According to Axis Direct, DCB Bank is well-positioned to deliver a steady improvement in profitability. They project a Return on Assets (RoA) of approximately 1 percent and a Return on Equity (RoE) between 13.5-14.5 percent over the fiscal years 2027-2028 (FY27-28E). This growth is expected to be driven by healthy high-teen credit expansion, particularly in mortgages, MSME lending, and agri-linked financing.

The brokerage also anticipates stability in the bank's Net Interest Margin (NIM) at around 3.4 percent, supported by a gradual strengthening of its liability franchise and a focused approach to optimizing the cost of funds (CoF). Controlled credit costs and disciplined expense management are further expected to contribute to consistent earnings growth. DCB Bank is currently trading at 0.8x its FY28E Book Value, according to Axis Direct's analysis.

Eternal Ltd: Consolidation Nearing Maturity, Uptrend Expected

Bajaj Broking has turned its attention to Eternal Ltd, projecting the stock to move towards the Rs 290 level in the coming months, with an expected timeframe of six months. The analysis indicates that Eternal shares have been consolidating within the Rs 235-265 range over the past nine weeks, a phase that Bajaj Broking believes is nearing its completion.

The brokerage identifies immediate support for Eternal around Rs 235-240, which corresponds to recent lows and a key retracement level.
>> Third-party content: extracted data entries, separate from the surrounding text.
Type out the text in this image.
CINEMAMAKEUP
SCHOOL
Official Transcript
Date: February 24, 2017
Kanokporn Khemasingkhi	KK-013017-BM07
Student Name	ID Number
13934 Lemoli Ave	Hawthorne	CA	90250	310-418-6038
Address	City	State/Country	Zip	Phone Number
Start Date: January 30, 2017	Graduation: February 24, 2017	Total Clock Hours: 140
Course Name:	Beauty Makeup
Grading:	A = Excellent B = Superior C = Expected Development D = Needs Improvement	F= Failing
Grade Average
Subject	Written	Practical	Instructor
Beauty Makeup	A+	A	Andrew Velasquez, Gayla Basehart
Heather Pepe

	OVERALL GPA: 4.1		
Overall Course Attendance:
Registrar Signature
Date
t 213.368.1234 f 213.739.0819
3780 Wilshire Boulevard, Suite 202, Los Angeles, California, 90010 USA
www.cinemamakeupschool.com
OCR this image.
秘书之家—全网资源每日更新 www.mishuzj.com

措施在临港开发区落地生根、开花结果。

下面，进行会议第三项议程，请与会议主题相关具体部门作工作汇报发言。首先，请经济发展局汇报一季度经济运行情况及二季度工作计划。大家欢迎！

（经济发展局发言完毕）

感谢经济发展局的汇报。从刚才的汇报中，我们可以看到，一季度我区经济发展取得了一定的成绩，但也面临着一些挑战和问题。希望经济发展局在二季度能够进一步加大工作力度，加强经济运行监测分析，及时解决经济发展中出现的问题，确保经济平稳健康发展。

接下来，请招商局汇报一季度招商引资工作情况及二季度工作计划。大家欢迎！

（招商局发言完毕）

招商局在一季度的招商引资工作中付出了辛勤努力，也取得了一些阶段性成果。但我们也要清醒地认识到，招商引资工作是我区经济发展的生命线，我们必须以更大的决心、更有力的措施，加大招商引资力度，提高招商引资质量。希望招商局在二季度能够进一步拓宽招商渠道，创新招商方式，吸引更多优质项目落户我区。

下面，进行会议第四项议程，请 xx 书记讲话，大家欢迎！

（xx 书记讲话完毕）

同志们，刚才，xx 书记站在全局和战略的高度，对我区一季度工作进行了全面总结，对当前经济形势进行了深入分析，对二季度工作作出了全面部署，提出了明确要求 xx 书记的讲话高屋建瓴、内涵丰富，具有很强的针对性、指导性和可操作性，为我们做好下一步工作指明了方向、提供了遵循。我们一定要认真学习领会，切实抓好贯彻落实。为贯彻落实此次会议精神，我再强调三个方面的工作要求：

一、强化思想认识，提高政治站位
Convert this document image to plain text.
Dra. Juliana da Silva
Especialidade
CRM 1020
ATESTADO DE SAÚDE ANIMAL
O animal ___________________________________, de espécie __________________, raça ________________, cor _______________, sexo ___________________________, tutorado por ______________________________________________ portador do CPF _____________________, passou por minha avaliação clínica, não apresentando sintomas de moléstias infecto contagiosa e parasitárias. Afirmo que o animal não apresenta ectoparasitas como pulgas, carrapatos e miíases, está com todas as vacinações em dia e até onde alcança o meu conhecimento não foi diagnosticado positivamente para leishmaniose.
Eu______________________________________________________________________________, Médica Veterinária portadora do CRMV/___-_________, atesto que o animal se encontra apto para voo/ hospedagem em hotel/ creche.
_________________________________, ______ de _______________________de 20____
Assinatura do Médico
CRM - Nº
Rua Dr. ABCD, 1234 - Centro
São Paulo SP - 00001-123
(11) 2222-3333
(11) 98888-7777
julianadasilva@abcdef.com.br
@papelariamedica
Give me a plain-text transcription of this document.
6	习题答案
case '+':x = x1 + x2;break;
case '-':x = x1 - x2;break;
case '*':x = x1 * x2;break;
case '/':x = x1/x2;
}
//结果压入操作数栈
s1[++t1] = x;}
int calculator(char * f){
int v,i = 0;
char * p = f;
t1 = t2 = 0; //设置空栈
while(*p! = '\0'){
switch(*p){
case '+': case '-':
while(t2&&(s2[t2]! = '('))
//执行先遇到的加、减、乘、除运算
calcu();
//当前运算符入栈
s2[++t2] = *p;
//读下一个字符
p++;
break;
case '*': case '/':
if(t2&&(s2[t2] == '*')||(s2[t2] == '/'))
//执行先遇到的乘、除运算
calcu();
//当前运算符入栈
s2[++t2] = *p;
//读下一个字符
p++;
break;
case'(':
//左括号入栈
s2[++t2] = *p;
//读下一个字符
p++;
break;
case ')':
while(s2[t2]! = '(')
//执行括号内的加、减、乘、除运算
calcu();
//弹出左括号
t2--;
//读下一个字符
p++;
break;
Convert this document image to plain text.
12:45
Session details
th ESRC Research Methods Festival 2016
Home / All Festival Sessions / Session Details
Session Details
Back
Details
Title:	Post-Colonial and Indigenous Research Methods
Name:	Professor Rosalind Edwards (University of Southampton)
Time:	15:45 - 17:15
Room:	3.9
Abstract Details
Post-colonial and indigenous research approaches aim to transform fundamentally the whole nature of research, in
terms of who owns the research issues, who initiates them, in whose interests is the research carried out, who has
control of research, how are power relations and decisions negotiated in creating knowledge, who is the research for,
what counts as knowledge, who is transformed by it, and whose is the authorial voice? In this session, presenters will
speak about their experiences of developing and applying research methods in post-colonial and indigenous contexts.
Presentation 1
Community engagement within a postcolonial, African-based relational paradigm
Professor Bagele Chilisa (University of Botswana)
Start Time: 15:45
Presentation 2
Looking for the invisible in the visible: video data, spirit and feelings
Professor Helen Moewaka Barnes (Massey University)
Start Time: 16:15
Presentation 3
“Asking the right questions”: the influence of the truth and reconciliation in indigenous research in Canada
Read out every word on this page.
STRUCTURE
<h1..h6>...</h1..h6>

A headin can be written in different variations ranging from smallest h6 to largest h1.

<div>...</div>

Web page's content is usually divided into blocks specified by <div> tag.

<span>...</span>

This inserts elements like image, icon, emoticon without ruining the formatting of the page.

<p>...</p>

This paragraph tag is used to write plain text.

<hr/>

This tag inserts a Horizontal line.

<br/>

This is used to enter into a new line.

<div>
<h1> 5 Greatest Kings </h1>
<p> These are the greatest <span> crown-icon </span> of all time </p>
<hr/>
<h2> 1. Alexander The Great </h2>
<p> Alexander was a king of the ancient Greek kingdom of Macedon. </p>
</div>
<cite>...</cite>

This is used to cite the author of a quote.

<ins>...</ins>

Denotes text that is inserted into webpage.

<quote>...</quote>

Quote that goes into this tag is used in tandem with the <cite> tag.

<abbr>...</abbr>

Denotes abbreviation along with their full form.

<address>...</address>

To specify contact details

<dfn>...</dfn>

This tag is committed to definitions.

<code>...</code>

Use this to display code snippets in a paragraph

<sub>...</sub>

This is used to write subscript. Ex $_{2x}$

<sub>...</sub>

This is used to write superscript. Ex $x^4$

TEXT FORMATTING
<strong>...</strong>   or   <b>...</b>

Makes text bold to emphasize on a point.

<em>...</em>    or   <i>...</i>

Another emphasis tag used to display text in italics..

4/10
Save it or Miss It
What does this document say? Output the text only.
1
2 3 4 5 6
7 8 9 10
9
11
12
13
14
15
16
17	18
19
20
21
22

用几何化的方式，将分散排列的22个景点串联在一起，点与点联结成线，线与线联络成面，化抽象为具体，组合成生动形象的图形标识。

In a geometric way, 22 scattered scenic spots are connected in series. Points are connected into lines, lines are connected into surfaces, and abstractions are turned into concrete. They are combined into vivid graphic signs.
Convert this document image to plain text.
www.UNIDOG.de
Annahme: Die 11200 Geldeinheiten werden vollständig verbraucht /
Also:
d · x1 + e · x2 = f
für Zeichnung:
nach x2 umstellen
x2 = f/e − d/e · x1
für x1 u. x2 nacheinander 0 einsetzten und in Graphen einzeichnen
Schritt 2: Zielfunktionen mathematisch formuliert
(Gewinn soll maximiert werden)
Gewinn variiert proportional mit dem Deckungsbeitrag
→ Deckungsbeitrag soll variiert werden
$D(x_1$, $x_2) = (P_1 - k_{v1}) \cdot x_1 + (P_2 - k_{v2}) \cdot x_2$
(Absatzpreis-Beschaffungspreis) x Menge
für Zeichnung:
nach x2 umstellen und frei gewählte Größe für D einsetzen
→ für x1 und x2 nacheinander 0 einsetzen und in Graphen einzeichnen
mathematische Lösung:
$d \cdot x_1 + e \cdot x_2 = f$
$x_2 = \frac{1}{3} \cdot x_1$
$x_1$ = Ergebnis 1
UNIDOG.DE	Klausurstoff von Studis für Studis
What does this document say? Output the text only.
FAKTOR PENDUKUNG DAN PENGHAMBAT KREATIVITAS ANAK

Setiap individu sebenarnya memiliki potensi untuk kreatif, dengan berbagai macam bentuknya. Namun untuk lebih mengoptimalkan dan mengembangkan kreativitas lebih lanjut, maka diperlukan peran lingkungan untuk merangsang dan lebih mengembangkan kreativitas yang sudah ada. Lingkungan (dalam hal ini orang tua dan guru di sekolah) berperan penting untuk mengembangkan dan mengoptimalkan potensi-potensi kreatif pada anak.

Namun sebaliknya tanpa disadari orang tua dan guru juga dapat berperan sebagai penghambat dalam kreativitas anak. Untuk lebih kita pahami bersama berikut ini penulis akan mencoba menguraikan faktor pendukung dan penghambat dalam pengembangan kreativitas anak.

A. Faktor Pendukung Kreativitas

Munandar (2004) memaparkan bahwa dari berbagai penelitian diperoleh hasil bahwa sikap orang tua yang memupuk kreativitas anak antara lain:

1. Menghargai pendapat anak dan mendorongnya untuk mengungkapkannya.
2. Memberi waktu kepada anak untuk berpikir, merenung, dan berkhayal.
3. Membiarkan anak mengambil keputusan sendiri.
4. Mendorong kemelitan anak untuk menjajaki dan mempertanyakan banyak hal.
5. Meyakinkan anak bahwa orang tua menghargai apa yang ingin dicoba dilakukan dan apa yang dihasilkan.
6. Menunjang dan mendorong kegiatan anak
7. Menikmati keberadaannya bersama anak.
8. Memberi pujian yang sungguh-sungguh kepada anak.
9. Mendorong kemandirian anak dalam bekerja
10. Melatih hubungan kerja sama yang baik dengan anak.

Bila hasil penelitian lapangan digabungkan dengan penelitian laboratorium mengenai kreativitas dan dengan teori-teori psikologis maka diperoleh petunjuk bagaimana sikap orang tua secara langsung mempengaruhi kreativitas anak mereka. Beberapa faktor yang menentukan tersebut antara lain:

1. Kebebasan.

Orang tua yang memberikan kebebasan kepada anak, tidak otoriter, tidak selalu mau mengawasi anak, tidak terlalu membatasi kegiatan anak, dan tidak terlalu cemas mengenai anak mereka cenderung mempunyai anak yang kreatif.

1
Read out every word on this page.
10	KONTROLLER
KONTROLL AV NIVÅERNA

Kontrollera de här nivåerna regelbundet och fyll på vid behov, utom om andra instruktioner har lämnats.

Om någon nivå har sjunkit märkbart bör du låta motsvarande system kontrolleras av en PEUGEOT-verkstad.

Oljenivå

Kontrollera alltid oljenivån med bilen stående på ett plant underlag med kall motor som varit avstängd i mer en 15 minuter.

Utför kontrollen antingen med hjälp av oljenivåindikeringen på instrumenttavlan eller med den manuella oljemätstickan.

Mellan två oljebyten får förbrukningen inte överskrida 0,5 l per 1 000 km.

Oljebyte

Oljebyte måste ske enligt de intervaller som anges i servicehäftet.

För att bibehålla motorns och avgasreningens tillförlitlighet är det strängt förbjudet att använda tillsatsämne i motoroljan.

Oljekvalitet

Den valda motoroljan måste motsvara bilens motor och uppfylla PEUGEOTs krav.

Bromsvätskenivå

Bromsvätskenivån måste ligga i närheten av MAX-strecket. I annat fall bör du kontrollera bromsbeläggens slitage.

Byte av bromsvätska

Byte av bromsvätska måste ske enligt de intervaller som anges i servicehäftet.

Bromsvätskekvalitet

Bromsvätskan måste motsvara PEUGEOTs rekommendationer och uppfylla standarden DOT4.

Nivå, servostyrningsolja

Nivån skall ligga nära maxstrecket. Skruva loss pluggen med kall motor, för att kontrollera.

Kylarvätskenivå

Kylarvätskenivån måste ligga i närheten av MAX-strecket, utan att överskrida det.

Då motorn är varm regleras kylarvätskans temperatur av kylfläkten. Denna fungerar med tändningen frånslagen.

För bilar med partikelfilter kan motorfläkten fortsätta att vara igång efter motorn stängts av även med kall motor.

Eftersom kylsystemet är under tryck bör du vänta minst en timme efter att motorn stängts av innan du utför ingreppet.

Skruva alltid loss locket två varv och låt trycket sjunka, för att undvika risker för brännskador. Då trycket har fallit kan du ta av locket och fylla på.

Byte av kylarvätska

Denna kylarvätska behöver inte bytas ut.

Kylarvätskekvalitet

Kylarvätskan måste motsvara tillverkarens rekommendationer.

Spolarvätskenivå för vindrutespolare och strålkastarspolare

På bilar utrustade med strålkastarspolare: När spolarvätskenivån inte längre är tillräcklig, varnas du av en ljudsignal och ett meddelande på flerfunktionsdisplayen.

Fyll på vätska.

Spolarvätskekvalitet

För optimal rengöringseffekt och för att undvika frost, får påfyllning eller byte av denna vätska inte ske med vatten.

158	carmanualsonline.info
The anticipated move to Rs 290 represents a 50 percent retracement of a previous decline from Rs 368 to Rs 213, aligning with the implied target from the recent consolidation range.

Adding to the bullish outlook, Bajaj Broking notes that the daily Moving Average Convergence Divergence (MACD) has generated a buy signal, crossing above its 9-period average and sustaining this position. This technical indicator suggests improving momentum and reinforces the positive bias for Eternal's stock performance.

Disclaimer: This article provides stock market news for informational purposes only and should not be construed as investment advice. Readers are encouraged to consult with a qualified financial advisor before making any investment decisions.